Step 11: Open your virtual doors
Can you provide access to unique collections? Show them to the best effect. Post a story of the week. Share photos of archival objects. Give behind the scenes tours, or, if you have the capabilities, ask your members to help in an archives project to help you digitize your collection. They can transcribe letters, translate foreign languages, or create digital labels from home.
Step 12: Don’t bite off more than you can chew
Where do you fall on the tech spectrum? Use what you know. This is not the time to experiment with new technologies if you can utilize existing ones. Is your organization technologically challenged? Consider low tech substitutions. Offer a virtual tour led by one of your experts. Provide inside access to areas not usually open to the public or zoom in on the details that visitors might typically miss. All you need is a smart phone and a Facebook page.
Step 13: Don’t go off half-cocked
Better to wait a week and have a full plan with a professional roll out than to launch something half-baked. You need to detail responsibilities, define unified messaging, establish deadlines and set goals. If you are using a new technology, give your staff time to test it and educate themselves on its uses.
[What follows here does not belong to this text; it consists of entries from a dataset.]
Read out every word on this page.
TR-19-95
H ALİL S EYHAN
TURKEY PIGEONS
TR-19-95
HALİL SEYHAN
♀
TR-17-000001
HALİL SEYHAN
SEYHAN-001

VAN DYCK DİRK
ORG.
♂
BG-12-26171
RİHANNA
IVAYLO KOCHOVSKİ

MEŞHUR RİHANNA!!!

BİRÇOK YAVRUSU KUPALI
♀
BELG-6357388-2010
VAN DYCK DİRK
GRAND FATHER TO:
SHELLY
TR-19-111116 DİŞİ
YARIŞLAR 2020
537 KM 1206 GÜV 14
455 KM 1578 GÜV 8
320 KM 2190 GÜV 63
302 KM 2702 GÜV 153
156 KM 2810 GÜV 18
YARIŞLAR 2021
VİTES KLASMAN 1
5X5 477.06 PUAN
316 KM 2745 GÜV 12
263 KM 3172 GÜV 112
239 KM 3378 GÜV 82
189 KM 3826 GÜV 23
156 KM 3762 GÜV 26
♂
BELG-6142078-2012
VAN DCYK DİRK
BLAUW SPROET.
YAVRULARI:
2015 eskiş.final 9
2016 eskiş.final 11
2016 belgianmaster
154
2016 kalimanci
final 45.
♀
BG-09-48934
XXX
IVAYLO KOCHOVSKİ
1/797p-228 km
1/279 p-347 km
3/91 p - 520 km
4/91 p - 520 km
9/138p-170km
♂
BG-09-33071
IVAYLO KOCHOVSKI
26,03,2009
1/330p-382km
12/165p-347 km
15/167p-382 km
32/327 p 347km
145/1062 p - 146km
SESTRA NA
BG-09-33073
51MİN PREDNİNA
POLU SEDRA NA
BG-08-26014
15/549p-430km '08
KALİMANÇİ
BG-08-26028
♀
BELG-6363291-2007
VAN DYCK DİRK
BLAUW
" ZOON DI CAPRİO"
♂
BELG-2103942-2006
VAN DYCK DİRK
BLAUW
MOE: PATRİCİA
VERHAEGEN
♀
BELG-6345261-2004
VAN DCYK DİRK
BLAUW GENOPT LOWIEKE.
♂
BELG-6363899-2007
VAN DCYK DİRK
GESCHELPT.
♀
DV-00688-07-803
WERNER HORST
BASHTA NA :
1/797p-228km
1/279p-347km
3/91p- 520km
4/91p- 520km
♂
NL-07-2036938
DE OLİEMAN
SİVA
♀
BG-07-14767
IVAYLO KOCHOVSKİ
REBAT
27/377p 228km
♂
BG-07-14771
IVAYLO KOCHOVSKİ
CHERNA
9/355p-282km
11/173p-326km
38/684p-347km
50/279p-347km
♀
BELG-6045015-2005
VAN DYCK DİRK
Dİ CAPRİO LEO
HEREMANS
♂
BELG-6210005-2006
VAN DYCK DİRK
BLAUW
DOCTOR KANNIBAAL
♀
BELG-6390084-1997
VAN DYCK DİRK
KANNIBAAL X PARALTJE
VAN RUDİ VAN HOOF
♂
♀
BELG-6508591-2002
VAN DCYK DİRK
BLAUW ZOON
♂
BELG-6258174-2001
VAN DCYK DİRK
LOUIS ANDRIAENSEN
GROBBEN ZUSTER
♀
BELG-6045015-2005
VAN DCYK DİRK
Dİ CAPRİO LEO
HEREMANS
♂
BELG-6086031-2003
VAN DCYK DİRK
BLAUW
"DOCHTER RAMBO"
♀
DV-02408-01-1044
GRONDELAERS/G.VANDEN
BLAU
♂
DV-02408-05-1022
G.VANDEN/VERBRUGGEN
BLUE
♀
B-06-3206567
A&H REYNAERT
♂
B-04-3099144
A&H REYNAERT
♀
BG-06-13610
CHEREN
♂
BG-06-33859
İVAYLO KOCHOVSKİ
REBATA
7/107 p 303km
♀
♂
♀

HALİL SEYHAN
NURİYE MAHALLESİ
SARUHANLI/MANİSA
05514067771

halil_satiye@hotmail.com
Be sure to create guidelines and standards, especially if you are asking your team to open their private space and social media pages to organizational use.
Step 14: You don’t have to go it alone
Before you launch a comprehensive virtual campaign on your own, consider the merits of partnering. If you are trying to create streaming programs for school kids, consider working with the school district. If you can create something in association with area teachers, you can be sure that your programs are serving them, and you will increase the reach of your effort. The same is true of senior centers, tourism boards and chambers of commerce.
Step 15: Make the most of marketing
You aren’t ready to launch until you have your marketing plan designed. Think about the platforms you use. Send an eblast. Add a blog on your website. Post a teaser photo or video on Facebook, Twitter, Instagram and/or Tik Tok. Use your team to amplify the message on social media. Coordinate with partner organizations to do the same. If you have the money, consider an ad.
Step 16: If you can, make it a challenge
People are looking for something to do. The challenge can be traditional. For instance; maybe you’re trying to reach a certain number of people or raise a certain amount of money. Or your project can set a participation challenge. Encourage participants to create a similar video or photograph and share it on your page, or with a common hashtag. Suggest an in-house scavenger hunt or create a visual riddle to solve.
Step 17: Don’t be afraid to ask for money
Even virtual programming has a cost, and if we want to keep our museums open in the future we cannot be reticent about asking for support. If you are providing programming, a simple request for donations from those who have the means is understandable. Make it easy for people to donate. Include a link. For larger efforts, reach out to past sponsors or leverage your Board to find new ones to support for your outreach programs.
Step 18: Stay connected
No matter what you decide to do, it is crucial to keep the public informed, and to keep the flow of communication going. Let them know how the closure is impacting you. Discuss how your organization will be caring for its collections while maintaining social distancing protocols. Be honest about financial struggles. Make timely updates about safety, closures and support that reflect governmental policies.
Step 19: Be safe
Most importantly, make sure that as you develop these efforts, you are following the CDC and WHO (and local community) standards for safety, both for staff members creating programs and for your audience if you are encouraging them to actively participate.